A few rare brands have nevertheless dared to take the plunge by launching a fine watchmaking company with the aid of participative funding. Czapek & Co. became the emblematic example of such a course of action, thanks to its successful business trajectory, intelligent growth and the quality of its products. Yet few have dared to engage in such an adventure in its wake.
- Czapek engine-turned dials
At the other end of the spectrum, the Daniel Wellington brand, which came into existence in 2009 as a pure niche ‘nouveau luxe’ brand, chic, minimalistic, but highly affordable, has sold millions of watches (both through direct distribution and via a rapidly built network of retailers) and has also had a big stylistic impact on a number of brands, including some highly established ones. “The Swede that made Swatch tremble”, ran the headlines in BFM Business in 2015.
- Daniel Wellington Melrose
Lessons in short circuiting
The sudden emergence of a brand like Daniel Wellington could not have been possible without the aid of the web, bloggers, influencers, Instagram (apparently with nearly 1.5 million subscribers) and its monetisable “stars”.
There’s now a direct line from producer to consumer, which sometimes (but not always) proves effective. However, what is valid for these young startups, mostly headed up by young people with very close cultural and sociological connections with their targeted audiences, is not transposable as it is for established brands, whose audiences are more diverse and often older. When all is said and done, watchmaking startups are forcing the ‘traditional’ brands, at least partly, to radically alter their modes of promotion and distribution.
Brands that have patiently built up their physical distribution networks as vertical organisational structures, which are now increasingly integrated by means of direct subsidiaries and own-name store networks, are compelled to erect additional horizontal strategies adjacent thereto, in a bid to enter the web game, but at the risk of slipping under the millennials’ radar. But the results are often inconclusive (and even sometimes pitiful, such as the executive of a top established brand famously spotted using his smartphone to take pictures of his wristwatch for Instagram while posing every time he saw a nice car).

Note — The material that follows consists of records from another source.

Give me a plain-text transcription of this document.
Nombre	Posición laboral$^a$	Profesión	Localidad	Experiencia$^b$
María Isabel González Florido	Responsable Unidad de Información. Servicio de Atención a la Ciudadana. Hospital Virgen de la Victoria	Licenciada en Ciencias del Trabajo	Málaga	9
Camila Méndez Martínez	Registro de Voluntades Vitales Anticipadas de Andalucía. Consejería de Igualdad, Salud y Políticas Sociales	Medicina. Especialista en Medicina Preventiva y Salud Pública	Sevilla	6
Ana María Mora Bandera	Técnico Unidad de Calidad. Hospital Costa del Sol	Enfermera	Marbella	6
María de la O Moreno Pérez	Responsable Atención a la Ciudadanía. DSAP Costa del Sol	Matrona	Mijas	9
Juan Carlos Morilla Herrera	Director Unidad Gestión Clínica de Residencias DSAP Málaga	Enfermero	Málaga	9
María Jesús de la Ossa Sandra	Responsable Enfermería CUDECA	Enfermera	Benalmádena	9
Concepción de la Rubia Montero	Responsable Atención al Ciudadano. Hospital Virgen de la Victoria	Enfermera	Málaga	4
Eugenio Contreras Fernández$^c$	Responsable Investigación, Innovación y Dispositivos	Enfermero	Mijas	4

Stylistically, promotionally and commercially speaking, young watchmaking startups spawned by, and evolving around, the web have already profoundly transformed behaviour. So they are not to be dismissed. While this is not something to be “copied” (many of them, in fact, already occupy specialised segments), they do offer a valuable seismographic record of markets that are increasingly fragmenting into manifold niches.